O ministro assegurou que, com essa oferta de crédito, não haverá recessão na economia brasileira em 2009 e que o País manterá taxas de crescimento positivas. Segundo Mantega, o governo tem instrumentos para garantir a expansão da economia.
Impacto fiscal
Mantega afirmou que o repasse de R$ 100 bilhões ao BNDES não terá impacto fiscal para o governo, uma vez que se trata de uma operação eminentemente financeira. "O impacto fiscal é zero, pois é um empréstimo financeiro. O Tesouro faz um crédito (para o BNDES) e tem algo a receber", argumentou. Mantega afirmou que para a operação será necessária uma medida provisória e informou que todo o repasse para o BNDES será feito em reais, embora uma parte (30%) será remunerada com taxa de juros em dólar.

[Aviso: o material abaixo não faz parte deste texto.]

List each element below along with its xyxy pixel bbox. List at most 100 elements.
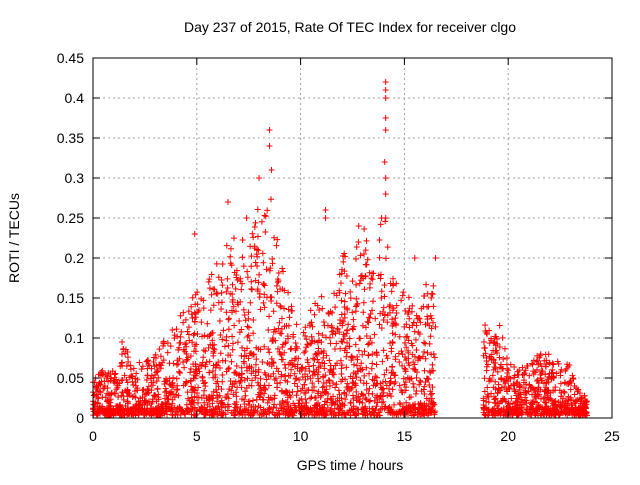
data-point-marker [277,304,284,311]
data-point-marker [99,367,106,374]
data-point-marker [249,230,256,237]
data-point-marker [244,323,251,330]
data-point-marker [193,341,200,348]
data-point-marker [254,286,261,293]
data-point-marker [550,361,557,368]
data-point-marker [549,360,556,367]
data-point-marker [401,323,408,330]
data-point-marker [173,375,180,382]
data-point-marker [270,404,277,411]
data-point-marker [144,399,151,406]
y-axis-label: ROTI / TECUs [6,193,22,283]
data-point-marker [388,393,395,400]
data-point-marker [413,374,420,381]
data-point-marker [427,388,434,395]
data-point-marker [395,350,402,357]
data-point-marker [256,294,263,301]
data-point-marker [190,361,197,368]
data-point-marker [500,405,507,412]
data-point-marker [107,375,114,382]
data-point-marker [546,370,553,377]
data-point-marker [213,380,220,387]
data-point-marker [252,407,259,414]
data-point-marker [357,252,364,259]
data-point-marker [373,374,380,381]
data-point-marker [360,299,367,306]
data-point-marker [153,369,160,376]
data-point-marker [101,383,108,390]
data-point-marker [332,412,339,419]
data-point-marker [518,404,525,411]
data-point-marker [175,346,182,353]
data-point-marker [248,253,255,260]
data-point-marker [187,365,194,372]
data-point-marker [345,383,352,390]
data-point-marker [282,339,289,346]
data-point-marker [243,384,250,391]
data-point-marker [406,362,413,369]
data-point-marker [301,381,308,388]
data-point-marker [311,338,318,345]
data-point-marker [373,361,380,368]
data-point-marker [274,279,281,286]
data-point-marker [339,409,346,416]
data-point-marker [232,378,239,385]
data-point-marker [152,355,159,362]
data-point-marker [428,395,435,402]
data-point-marker [307,375,314,382]
data-point-marker [403,344,410,351]
data-point-marker [386,303,393,310]
data-point-marker [549,366,556,373]
data-point-marker [306,368,313,375]
data-point-marker [119,351,126,358]
data-point-marker [170,374,177,381]
data-point-marker [132,375,139,382]
data-point-marker [266,410,273,417]
data-point-marker [189,294,196,301]
data-point-marker [257,375,264,382]
data-point-marker [159,401,166,408]
data-point-marker [233,393,240,400]
data-point-marker [277,302,284,309]
data-point-marker [219,261,226,268]
data-point-marker [129,410,136,417]
data-point-marker [576,390,583,397]
data-point-marker [285,406,292,413]
data-point-marker [553,370,560,377]
data-point-marker [254,233,261,240]
data-point-marker [364,318,371,325]
data-point-marker [404,408,411,415]
data-point-marker [128,411,135,418]
data-point-marker [218,276,225,283]
data-point-marker [344,380,351,387]
data-point-marker [182,316,189,323]
data-point-marker [220,411,227,418]
y-tick-label: 0.45 [57,50,84,66]
data-point-marker [325,376,332,383]
data-point-marker [395,411,402,418]
data-point-marker [118,360,125,367]
data-point-marker [233,363,240,370]
data-point-marker [341,250,348,257]
data-point-marker [511,374,518,381]
data-point-marker [384,312,391,319]
data-point-marker [198,295,205,302]
data-point-marker [279,398,286,405]
data-point-marker [306,409,313,416]
data-point-marker [321,365,328,372]
data-point-marker [191,231,198,237]
data-point-marker [304,359,311,366]
data-point-marker [360,309,367,316]
data-point-marker [327,408,334,415]
data-point-marker [366,398,373,405]
data-point-marker [423,375,430,382]
data-point-marker [542,409,549,416]
data-point-marker [501,345,508,352]
data-point-marker [271,234,278,241]
data-point-marker [292,375,299,382]
data-point-marker [119,389,126,396]
data-point-marker [491,363,498,370]
data-point-marker [246,337,253,344]
data-point-marker [287,372,294,379]
data-point-marker [128,372,135,379]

Mantega informou que a medida provisória autorizando a liberação será publicada nesta sexta-feira (23/01) no Diário Oficial da União. Segundo ele, a engenharia financeira da operação levará em conta a liberação de títulos para o BNDES e parte do superávit financeiro das contas do governo federal. Ele disse que o volume de cada parte (títulos ou superávit) ainda não está definido.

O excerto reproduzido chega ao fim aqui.